We don't like to think that something as schoolyard as likability plays a role in this, says Dezenhall. But I've got to tell you, it plays a huge role. Dezenhall, who worked in the Reagan administration, says that's what helped the president's communications strategists.
When Reagan said something incredibly stupid, how did we spin it? says Dezenhall. We picked up the phone and said, 'he says things like that,' and people didn't care, because people liked him. And that's why, despite the incident of the Blue Dress, President Bill Clinton is an international icon, the world's most popular elder statesman.
Which leads to the final question: what to do?
Someone, says Dezenhall, has to be banished from the Garden of Eden.
As shallow as it sounds, there is no more powerful human impulse than the impulse to blame, and to figure out, what is the price to be paid? he says.

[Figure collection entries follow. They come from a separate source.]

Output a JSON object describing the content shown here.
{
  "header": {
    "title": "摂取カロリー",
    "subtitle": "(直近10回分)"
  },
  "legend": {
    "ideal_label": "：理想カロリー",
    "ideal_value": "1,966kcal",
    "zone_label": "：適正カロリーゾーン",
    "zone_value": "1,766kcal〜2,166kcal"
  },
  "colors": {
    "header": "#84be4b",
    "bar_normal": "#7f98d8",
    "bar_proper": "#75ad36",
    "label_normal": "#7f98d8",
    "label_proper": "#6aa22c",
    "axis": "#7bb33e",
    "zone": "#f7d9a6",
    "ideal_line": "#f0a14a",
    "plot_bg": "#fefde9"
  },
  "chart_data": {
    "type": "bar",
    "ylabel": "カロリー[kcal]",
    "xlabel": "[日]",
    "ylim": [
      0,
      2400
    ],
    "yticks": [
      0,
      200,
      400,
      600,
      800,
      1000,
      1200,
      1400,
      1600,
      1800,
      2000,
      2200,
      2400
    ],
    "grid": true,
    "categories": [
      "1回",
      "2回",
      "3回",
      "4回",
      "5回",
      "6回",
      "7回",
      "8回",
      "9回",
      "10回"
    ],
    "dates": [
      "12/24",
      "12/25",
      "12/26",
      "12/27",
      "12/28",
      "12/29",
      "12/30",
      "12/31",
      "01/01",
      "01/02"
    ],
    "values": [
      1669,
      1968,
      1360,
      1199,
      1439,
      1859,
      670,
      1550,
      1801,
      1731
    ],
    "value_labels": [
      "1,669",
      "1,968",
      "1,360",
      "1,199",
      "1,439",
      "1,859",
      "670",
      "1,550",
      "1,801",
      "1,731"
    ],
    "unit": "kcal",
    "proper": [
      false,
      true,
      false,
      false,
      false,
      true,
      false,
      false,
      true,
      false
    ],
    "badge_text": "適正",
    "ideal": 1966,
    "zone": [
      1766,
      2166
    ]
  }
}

That's what brings the narrative arc to its conclusion.
But who should it be? Gorney thinks it should be the man with the lowest likability rating in this administration: Karl Rove, she concludes, because the apparent involvement of Bush's political adviser in the deliberations has stoked the fire.
He's very controversial and has already raised the ire of a lot of people in Washington, says Gorney. It looks like another one of those manipulation things going on.
Once someone is punished, says Dezenhall, there will undoubtedly be redemption. That's why Martha Stewart is back on top, he says, earning the big bucks, because she did her stint in jail.
We're willing to let you up again, provided you demonstrate pain, says Dezenhall. The problem with modern America is everyone wants redemption without the pain. But it doesn't work that way.